Janus Options is clearly banking on attracting newbie investors who are not aware of the existence of regulatory registers.
Photo: Bloomberg

The United Kingdom’s financial markets watchdog, the Financial Conduct Authority (FCA), today unmasked another fraudulent entity, this time bringing to light the clone firm Janus Options / Kinetex Limited which was added to its warning list of unregulated entities, according to an FCA statement.

The watchdog states in its announcement that the suspicious company is situated at 80-83 Long Lane, London, EC1A 9ET, and that it operates through the website www.janusoptions.com, which is owned and managed by RST Capital LTD, Gnetsch 47, 9496 Balzers, Liechtenstein. Although not blatantly claiming to be FCA regulated, it is clear from visiting its website that Janus Options is indeed attempting to mislead investors that it is offering a legal product through using the details of an authorised firm operating under the name Janus Capital International Ltd.

The named broker is a common type of fraud known as ‘cloned firms’, which usurp the identity of an existing authorized entity in order to give the appearance of trustworthiness or legitimacy, thereby convincing investors of its legitimacy.

Janus Options is clearly banking on attracting newbie investors who are not aware of the existence of regulatory registers and are ill-informed to take investment decisions.

The growth of the binary options market and concerns about consumer protection have prompted the UK Government to consult on proposals to treat binary options as a financial rather than a gambling product. This would mean binary options will be regulated by the financial watchdog, in line with practice across most of the EU.

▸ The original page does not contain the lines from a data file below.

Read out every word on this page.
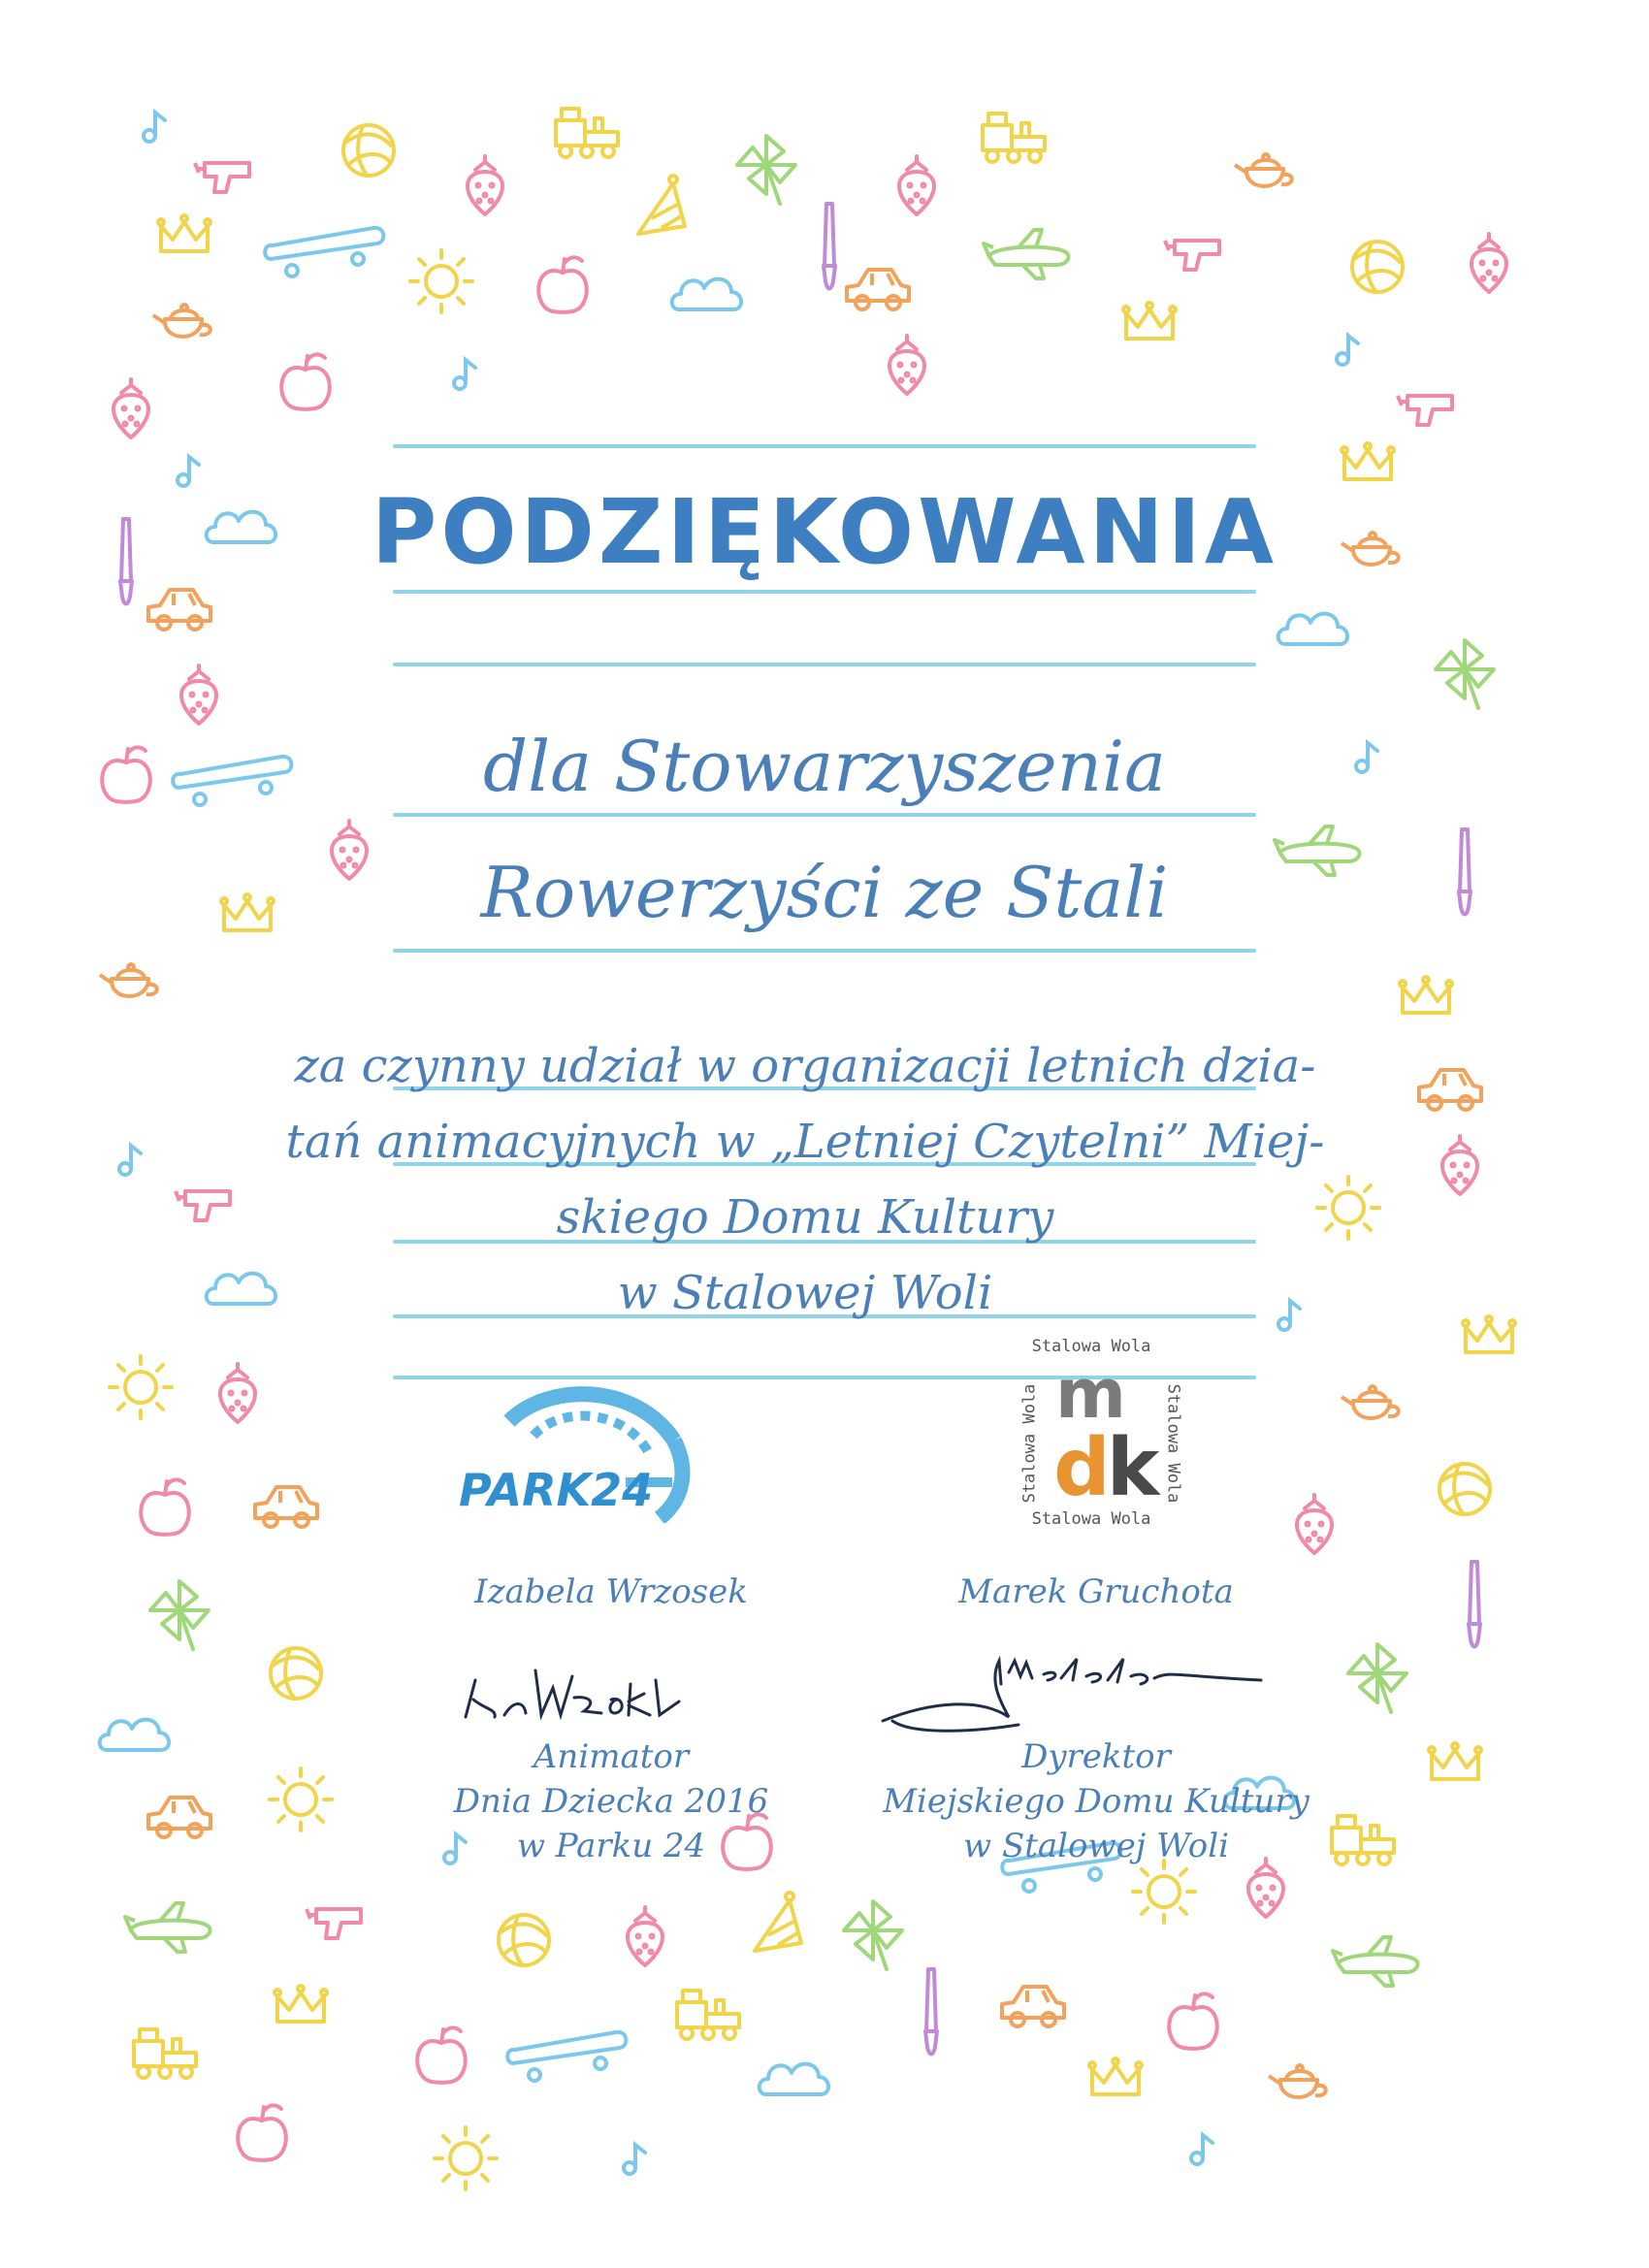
PODZIĘKOWANIA
dla Stowarzyszenia
Rowerzyści ze Stali
za czynny udział w organizacji letnich dzia-
tań animacyjnych w „Letniej Czytelni” Miej-
skiego Domu Kultury
w Stalowej Woli
PARK24
Stalowa Wola
Stalowa Wola	Stalowa Wola
m
dk
Stalowa Wola
Izabela Wrzosek
Animator
Dnia Dziecka 2016
w Parku 24
Marek Gruchota
Dyrektor
Miejskiego Domu Kultury
w Stalowej Woli
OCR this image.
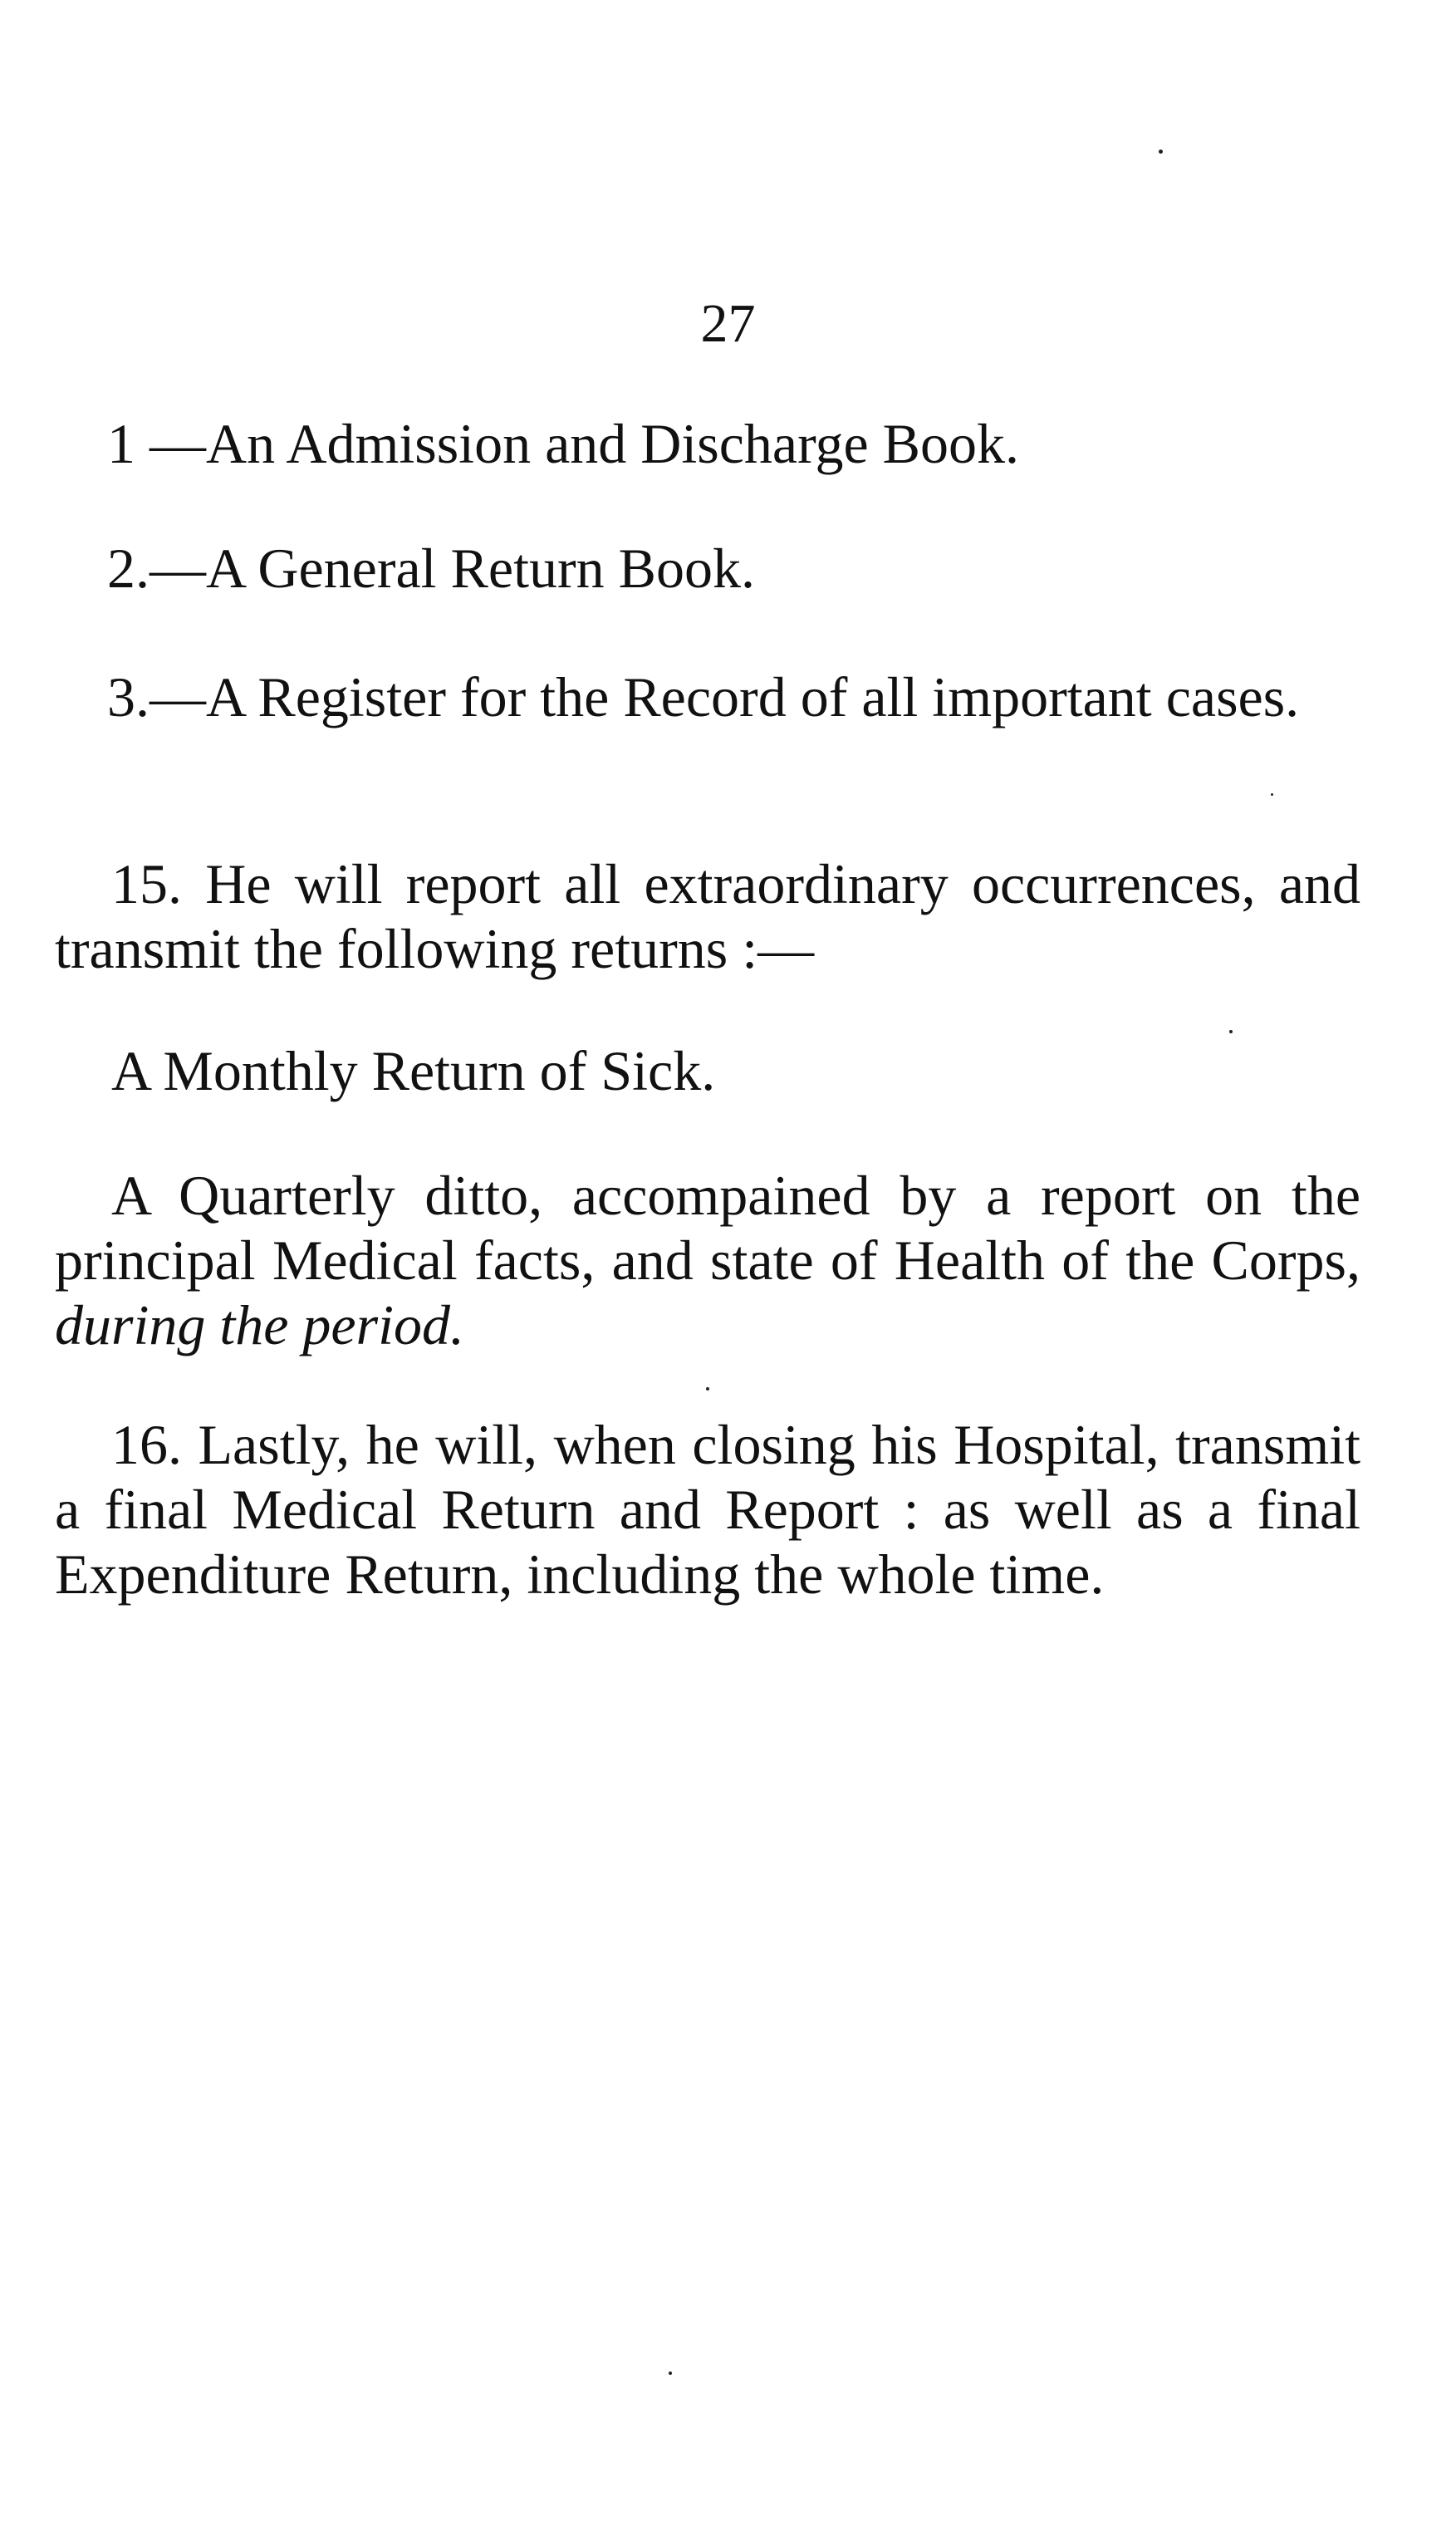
27
1 —An Admission and Discharge Book.
2.—A General Return Book.
3.—A Register for the Record of all important cases.
15. He will report all extraordinary occurrences, and transmit the following returns :—
A Monthly Return of Sick.
A Quarterly ditto, accompained by a report on the principal Medical facts, and state of Health of the Corps, during the period.
16. Lastly, he will, when closing his Hospital, transmit a final Medical Return and Report : as well as a final Expenditure Return, including the whole time.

Besides clarifying that the firm in question lacks the proper authorisation to be targeting British customers, the FCA also said in its official statement that it strongly advises investors to only deal with financial firms that are authorised, and check the Financial Services Register to ensure they are. The UK watchdog further added: “You should be aware that if you give money to an unauthorised firm, you will not be covered by the Financial Ombudsman Service or Financial Services Compensation Scheme (FSCS) if things go wrong.”